Contribution of the Interdecadal Pacific Oscillation to twentieth-century global surface temperature trends

Natural multidecadal climate variability contributes to global mean surface temperature trends. This study quantifies those from the Interdecadal Pacific Oscillation, finding that the largest contributions are during the positive phase, which accelerates warming. Longer-term externally forced trends in global mean surface temperatures (GMSTs) are embedded in the background noise of internally generated multidecadal variability1. A key mode of internal variability is the Interdecadal Pacific Oscillation (IPO), which contributed to a reduced GMST trend during the early 2000s1,2,3. We use a novel, physical phenomenon-based approach to quantify the contribution from a source of internally generated multidecadal variability—the IPO—to multidecadal GMST trends.
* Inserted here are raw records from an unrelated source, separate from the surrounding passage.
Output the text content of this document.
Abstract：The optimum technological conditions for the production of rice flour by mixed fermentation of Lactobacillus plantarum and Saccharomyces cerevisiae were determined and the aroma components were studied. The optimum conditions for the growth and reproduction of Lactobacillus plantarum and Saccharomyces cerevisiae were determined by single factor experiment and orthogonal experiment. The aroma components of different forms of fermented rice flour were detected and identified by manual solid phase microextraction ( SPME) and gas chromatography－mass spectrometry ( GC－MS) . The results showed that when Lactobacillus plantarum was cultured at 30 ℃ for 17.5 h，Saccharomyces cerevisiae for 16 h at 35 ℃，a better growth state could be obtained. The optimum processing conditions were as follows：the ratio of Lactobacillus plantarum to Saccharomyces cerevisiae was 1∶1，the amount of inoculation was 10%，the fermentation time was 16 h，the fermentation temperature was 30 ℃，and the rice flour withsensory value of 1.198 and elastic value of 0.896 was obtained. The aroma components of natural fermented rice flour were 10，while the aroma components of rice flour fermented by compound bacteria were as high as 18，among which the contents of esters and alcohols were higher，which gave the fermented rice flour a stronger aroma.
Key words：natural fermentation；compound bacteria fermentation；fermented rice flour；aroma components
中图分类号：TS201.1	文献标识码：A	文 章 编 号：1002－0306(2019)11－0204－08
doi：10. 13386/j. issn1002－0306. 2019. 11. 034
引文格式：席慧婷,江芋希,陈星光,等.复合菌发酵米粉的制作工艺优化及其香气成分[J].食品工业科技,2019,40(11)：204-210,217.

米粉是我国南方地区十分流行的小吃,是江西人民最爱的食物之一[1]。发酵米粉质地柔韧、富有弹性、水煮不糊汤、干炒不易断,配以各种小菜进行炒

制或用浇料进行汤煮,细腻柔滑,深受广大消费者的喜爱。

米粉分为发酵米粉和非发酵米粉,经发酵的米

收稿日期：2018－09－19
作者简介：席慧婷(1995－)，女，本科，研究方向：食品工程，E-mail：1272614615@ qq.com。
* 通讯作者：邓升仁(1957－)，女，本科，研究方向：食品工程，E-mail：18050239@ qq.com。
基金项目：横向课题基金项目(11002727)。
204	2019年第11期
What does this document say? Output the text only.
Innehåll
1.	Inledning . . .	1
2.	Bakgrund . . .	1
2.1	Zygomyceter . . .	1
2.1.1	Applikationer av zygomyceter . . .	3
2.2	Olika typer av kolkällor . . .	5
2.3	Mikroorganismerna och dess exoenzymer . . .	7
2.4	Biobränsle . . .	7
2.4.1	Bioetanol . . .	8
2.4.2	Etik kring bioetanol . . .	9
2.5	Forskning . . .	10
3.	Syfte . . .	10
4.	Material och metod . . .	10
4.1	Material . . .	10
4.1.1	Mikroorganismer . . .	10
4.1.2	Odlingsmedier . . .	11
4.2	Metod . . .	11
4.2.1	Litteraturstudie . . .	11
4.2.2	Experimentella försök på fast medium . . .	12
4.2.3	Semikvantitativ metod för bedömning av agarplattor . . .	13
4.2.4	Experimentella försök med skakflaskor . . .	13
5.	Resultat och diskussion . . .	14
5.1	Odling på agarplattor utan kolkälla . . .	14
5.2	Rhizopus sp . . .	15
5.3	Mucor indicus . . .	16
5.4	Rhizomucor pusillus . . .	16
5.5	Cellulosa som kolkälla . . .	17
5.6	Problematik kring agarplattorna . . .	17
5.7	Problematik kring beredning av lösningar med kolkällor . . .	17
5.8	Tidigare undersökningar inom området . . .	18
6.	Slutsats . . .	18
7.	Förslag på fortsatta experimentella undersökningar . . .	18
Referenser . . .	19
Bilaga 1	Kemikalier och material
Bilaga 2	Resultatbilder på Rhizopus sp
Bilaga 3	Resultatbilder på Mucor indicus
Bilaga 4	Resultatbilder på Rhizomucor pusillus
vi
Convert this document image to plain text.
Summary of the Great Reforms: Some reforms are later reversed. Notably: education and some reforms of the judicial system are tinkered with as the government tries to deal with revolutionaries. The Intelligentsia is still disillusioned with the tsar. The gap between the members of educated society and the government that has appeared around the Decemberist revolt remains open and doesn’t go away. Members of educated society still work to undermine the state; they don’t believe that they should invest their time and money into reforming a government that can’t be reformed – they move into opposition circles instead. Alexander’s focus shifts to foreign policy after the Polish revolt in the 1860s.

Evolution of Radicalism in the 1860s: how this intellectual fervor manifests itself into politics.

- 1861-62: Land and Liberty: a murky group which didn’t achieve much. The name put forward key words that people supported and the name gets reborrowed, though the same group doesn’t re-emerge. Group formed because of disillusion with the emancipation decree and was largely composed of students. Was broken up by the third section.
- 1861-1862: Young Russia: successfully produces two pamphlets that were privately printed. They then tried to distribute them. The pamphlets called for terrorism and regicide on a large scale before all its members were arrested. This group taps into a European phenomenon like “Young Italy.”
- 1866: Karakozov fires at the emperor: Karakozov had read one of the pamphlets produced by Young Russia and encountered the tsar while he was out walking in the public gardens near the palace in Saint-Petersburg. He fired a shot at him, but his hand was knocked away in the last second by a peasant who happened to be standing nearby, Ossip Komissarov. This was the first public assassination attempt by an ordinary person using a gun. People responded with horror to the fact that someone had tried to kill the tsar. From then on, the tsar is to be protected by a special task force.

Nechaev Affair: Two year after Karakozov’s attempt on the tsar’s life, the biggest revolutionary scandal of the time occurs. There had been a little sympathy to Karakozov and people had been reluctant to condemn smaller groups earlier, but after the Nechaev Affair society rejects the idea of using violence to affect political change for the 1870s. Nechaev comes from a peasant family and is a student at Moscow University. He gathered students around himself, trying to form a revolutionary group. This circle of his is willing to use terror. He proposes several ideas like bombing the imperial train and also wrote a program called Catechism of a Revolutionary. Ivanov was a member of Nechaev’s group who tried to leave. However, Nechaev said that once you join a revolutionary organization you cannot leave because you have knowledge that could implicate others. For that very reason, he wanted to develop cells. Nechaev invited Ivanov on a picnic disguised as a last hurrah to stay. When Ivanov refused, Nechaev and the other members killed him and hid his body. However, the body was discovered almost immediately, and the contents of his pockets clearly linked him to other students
Here we show that the largest IPO contributions occurred in its positive phase during the rapid warming periods from 1910–1941 and 1971–1995, with the IPO contributing 71% and 75%, respectively, to the difference between the median values of the externally forced trends and observed trends. The IPO transition from positive to negative in the late-1990s contributed 27% of the discrepancy between model median estimates of the forced part of the GMST trend and the observed trend from 1995 to 2013, with additional contributions that are probably due to internal variability outside of the Pacific4 and an externally forced response from small volcanic eruptions5. Understanding and quantifying the contribution of a specific source of internally generated variability—the IPO—to GMST trends is necessary to improve decadal climate prediction skill.